Le texte des Dialogues est accompagné d'annotations nombreuses, tirées des ouvrages quiétistes dont la liste est donnée ci-après, pages 545 et 546. Ces extraits, on s'en apercevra bien vite si l'on parcourt l'annotation des pages qui suivent, ne sont pas toujours une reproduction fidèle. Aussi pensons-nous qu'ils ont été rassemblés par l'auteur en vue de son travail et pour s'y préparer, non avec le dessein de les placer sous les yeux du lecteur; n'est-ce pas l'éditeur qui les a disposés au bas des pages, après les avoir puisés dans les matériaux réunis par la Bruyère, les imprimant sans la moindre collation et même, pour un certain nombre, les réimprimant plusieurs fois, comme pour grossir le volume ? Ce n'était pas le sentiment du rédacteur du Journal des Savants, le président Cousin, qui attribuait à l'éditeur le choix des passages des ouvrages cités à l'appui du texte des Dialogues : « Les passages, disait-il, des livres des quiétistes qui servent de preuves à ce qui est avancé dans les Dialogues ont aussi été recueillis par le même auteur, » c'est-à-dire par le docteur en théologie qui

1. Notons comme exemples d'expressions qui ne semblent pas être de la langue de la Bruyère le verbe impossibiliter (p. 609), la locution reconnoissance sur (p. 629). Je ne saurais dire si l'on doit attribuer à l'éditeur plutôt qu'à l'auteur la locution, alors très usitée, un faire le faut, p. 658.

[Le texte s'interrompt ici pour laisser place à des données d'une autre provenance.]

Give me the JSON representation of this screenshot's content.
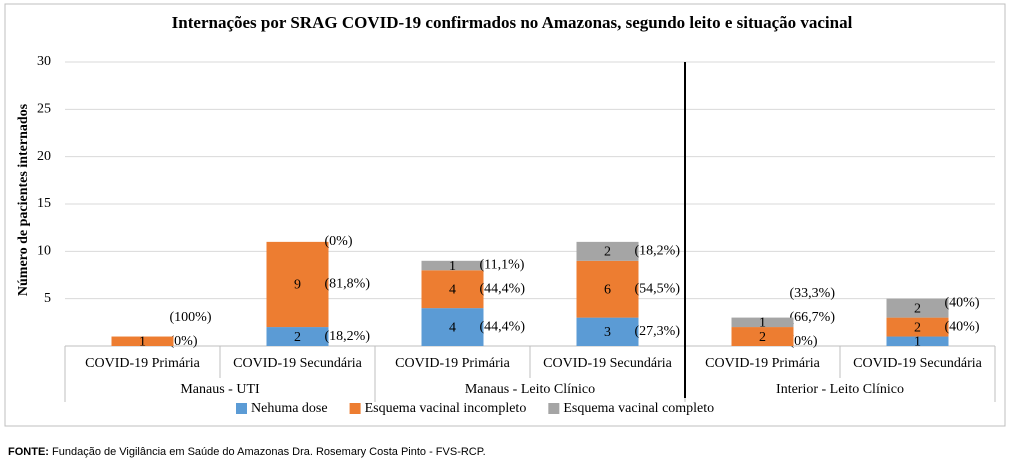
{
  "chart_data": {
    "type": "bar",
    "stacked": true,
    "title": "Internações por SRAG COVID-19 confirmados no Amazonas, segundo leito e situação vacinal",
    "ylabel": "Número de pacientes internados",
    "categories": [
      "COVID-19 Primária",
      "COVID-19 Secundária",
      "COVID-19 Primária",
      "COVID-19 Secundária",
      "COVID-19 Primária",
      "COVID-19 Secundária"
    ],
    "groups": [
      "Manaus - UTI",
      "Manaus - Leito Clínico",
      "Interior - Leito Clínico"
    ],
    "series": [
      {
        "name": "Nehuma dose",
        "color": "#5b9bd5",
        "values": [
          0,
          2,
          4,
          3,
          0,
          1
        ],
        "pct_labels": [
          "(0%)",
          "(18,2%)",
          "(44,4%)",
          "(27,3%)",
          "(0%)",
          null
        ]
      },
      {
        "name": "Esquema vacinal incompleto",
        "color": "#ed7d31",
        "values": [
          1,
          9,
          4,
          6,
          2,
          2
        ],
        "pct_labels": [
          "(100%)",
          "(81,8%)",
          "(44,4%)",
          "(54,5%)",
          "(66,7%)",
          "(40%)"
        ]
      },
      {
        "name": "Esquema vacinal completo",
        "color": "#a5a5a5",
        "values": [
          0,
          0,
          1,
          2,
          1,
          2
        ],
        "pct_labels": [
          null,
          "(0%)",
          "(11,1%)",
          "(18,2%)",
          "(33,3%)",
          "(40%)"
        ]
      }
    ],
    "ylim": [
      0,
      30
    ],
    "yticks": [
      5,
      10,
      15,
      20,
      25,
      30
    ],
    "grid": true,
    "legend": "bottom"
  },
  "footer": {
    "label": "FONTE:",
    "text": "Fundação de Vigilância em Saúde do Amazonas Dra. Rosemary Costa Pinto - FVS-RCP."
  }
}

eut mission de mettre les Dialogues en état d'être imprimés. Sur ce point le Journal des Savants a reçu de l'abbé du Pin une sorte de démenti que nous avons relevé en comparant divers exemplaires de son édition. Il n'était pas question de l'annotation des Dialogues dans la première rédaction de l'Avis au lecteur; mais, pendant le tirage, l'éditeur inséra dans le même Avis deux lignes qui contredisent l'assertion du Journal. On lisait dans l'Avis des premiers exemplaires de l'édition : « Il (la Bruyère) avoit fait, avant que de mourir, sept dialogues sur le quiétisme; » du Pin ajouta : « qu'il avoit confiés à un ami particulier pour confronter les passages des livres des quiétistes1. »

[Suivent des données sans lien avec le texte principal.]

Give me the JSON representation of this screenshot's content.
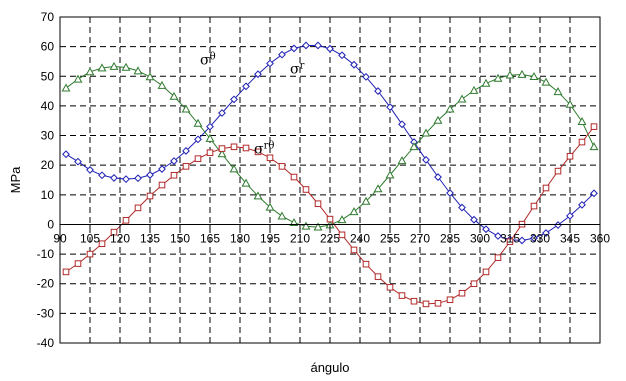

Pourquoi introduisait-il un carton dans l'Avis au lecteur? Lui a-t-on reproché l'infidélité des extraits et a-t-il voulu en reporter sur un autre la responsabilité ? Si je n'aperçois pas sûrement la raison qui a fait tirer le carton dont nous parlons, j'hésite d'autre part sur le sens précis qu'il y faut donner aux mots passages des ouvrages quiétistes. Ces mots dans le Journal des Savants visent le bas des pages: si la signification en est la même dans le carton, j'en conclurai que la Bruyère, après avoir pris ses notes pour lui-même et non pour les lecteurs de ses Dialogues, s'est ravisé au cours de son travail, peutêtre sur le conseil d'un ami, et que, se décidant à les imprimer, il a confié à un obligeant collaborateur le soin de les collationner.

Dira-t-on qu'il est peu vraisemblable que la Bruyère ait jamais consenti à charger son ouvrage du lourd appareil des notes que nous lisons dans l'édition de du Pin? Ce serait alors une autre conjecture qu'il faudrait proposer: du Pin n'aurait voulu parler que des citations insérées dans le texte. Très rares dans les six premiers dialogues, elles se multiplient dans le VIIe, où bien souvent elles sont défectueuses. Il se peut que la Bruyère, ayant fait usage de notes où s'entremêlaient confusément des extraits, soit de chapitres, soit d'ouvrages différents, ait invoqué l'aide d'un ami avant d'achever son manuscrit et lui ait demandé de rectifier, de compléter les citations contenues dans ses dialogues, dans le VII surtout, et de mieux indiquer les sources.

Quelle que fût l'étendue de la tâche qui lui était imposée, l'ami ne s'en acquitta point. La Bruyère ayant lu quelque chose de ses Dialogues à Antoine Bossuet le 8 mai, il n'avait pu se dessaisir de son manuscrit que dans l'un des deux derniers jours qu'il a vécu ; après sa mort, ce manuscrit fut rendu à la famille sans que les citations aient été revisées.

1. Voyez ci-après, p. 543. — On a remanié, pour y faire l'addition que nous avons signalée, les pages 2 et 3 de l'Avis, qui chacune ont reçu une ligne de plus, et l'on a mis à profit cette correction pour redresser dans l'une des pages suivantes quelques lettres retournées.